Many firms now have extensive remedial programmes, a clearer tone from the top on the importance of managing financial crime risks, and better understanding at senior management level and across all three lines of defence on what is needed to achieve the effective outcomes.
And, while some firms had stronger arrangements in place from the start, much of the remedial work being carried out by firms where we found weaknesses is continuing and will take time – some of these firms really are the metaphorical super-tankers that need to be turned. But I am pleased that we are now seeing evidence of improvement overall.
These improvements are not limited to the major firms, however. We are also seeing good progress in smaller firms, where changes understandably can be made more quickly. But these improvements should not lead us to complacency; we still see firms with serious weaknesses and criminality continues to evolve: tackling financial crime will remain a key aspect of the FCA’s remit.
A heartening aspect of systematic inspections is that several of the firms involved now say they have come to value the close dialogue with FCA staff these visits made possible. This relationship gives them a better understanding of what we expect. They, perhaps against their better judgement, concluded that FCA staff can be reasonable people too.
My supervisory staff who specialise in financial crime are there to assess the effectiveness of what firms are doing. They will take judgements based on first principals. They should not be going in with preconceptions, but will want you to put your case. The risk-based approach means each firm’s controls are different and tailored to their circumstances, and my supervisors understand that. We have specific training and mentoring arrangements to ensure our specialist supervisors are able to perform the role effectively, as well as quality assurance measures to ensure our work is cross-checked for weaknesses and inconsistencies in judgement. We have a range of tools to ensure we are consistent when assessing a firm, based on the risks it faces.
I want to finish by talking about forthcoming changes to our guidance and how you can get involved. The government will be preparing new Money Laundering Regulations soon and next year we will need to update our publication ‘Financial Crime: a guide for firms’ in response. I know that many respondents to the Better Regulation Executive’s review of anti-money laundering supervision last year criticised how much guidance is out there, and we will bear this in mind when revising the text: there will not be reams of new material.

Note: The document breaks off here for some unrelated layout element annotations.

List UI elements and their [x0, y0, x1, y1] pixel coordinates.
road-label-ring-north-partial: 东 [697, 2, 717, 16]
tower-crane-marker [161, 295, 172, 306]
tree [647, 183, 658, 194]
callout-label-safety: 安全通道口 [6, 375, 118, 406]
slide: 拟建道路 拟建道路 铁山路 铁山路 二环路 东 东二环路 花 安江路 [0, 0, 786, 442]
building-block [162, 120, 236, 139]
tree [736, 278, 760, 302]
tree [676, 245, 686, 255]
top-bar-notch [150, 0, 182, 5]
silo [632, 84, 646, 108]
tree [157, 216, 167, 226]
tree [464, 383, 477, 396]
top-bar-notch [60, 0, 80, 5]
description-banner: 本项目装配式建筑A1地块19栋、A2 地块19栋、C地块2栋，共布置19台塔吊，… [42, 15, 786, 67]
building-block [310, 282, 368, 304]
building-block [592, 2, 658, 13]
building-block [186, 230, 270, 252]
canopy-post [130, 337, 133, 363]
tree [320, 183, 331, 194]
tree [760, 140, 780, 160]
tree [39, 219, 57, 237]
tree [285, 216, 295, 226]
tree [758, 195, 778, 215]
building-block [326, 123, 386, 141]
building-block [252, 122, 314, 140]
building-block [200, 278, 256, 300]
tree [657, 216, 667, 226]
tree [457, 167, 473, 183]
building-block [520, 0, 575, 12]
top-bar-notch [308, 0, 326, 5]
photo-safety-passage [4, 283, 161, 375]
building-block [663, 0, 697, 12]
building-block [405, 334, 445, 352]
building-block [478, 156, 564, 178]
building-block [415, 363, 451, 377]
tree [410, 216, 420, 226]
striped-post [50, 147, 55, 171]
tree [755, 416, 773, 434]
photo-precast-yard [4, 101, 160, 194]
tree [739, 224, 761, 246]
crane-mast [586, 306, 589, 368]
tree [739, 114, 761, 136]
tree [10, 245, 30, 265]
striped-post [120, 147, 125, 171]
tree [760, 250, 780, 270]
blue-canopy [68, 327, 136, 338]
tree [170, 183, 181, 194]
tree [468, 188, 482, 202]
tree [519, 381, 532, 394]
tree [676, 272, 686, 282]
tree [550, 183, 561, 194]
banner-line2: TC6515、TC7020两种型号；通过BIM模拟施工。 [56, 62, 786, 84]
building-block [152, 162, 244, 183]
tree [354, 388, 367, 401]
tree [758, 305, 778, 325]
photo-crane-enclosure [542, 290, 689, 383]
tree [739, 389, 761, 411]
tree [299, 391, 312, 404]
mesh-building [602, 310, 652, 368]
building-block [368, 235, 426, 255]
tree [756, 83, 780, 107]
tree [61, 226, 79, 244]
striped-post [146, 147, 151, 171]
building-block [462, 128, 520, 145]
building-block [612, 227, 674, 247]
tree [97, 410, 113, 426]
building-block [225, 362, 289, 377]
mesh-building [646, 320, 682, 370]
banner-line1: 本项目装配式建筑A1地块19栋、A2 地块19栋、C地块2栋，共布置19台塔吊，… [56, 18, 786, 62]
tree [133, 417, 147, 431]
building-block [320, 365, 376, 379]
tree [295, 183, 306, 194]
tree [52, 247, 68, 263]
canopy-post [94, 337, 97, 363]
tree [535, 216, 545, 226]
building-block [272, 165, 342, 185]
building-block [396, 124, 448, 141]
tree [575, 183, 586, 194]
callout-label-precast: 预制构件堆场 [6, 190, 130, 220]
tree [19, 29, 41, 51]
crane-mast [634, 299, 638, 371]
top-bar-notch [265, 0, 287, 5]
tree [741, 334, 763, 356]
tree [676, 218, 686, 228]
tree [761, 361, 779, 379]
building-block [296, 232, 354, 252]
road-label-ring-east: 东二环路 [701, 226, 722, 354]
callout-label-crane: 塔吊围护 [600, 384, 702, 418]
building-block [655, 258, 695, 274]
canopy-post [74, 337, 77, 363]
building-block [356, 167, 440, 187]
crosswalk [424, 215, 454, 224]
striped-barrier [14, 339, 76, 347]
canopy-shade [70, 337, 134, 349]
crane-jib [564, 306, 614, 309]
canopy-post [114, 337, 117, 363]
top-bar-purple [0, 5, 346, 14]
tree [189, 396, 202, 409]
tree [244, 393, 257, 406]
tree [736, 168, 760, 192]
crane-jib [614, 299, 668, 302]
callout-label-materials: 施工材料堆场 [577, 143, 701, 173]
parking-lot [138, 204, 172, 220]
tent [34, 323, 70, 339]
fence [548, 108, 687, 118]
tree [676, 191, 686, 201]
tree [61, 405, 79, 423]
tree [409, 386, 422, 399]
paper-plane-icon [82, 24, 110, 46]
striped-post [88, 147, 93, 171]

That said, Parliament has asked that new guidance is drafted about how to distinguish between higher-risk and lower-risk politically exposed persons, so there will be some new text for you to digest.
All our guidance will be subject to public consultation, and we will welcome your views: I encourage you to get involved when the time comes.
I opened with an engineering parallel. When an engineer gets her sums wrong, the consequences are soon clear: the overloaded bridge collapses; the top-heavy ship capsizes. Nothing so spectacular will happen to the AML regime but, with more and more voices asking whether it is demonstrably effective, we must continue to work together to improve it.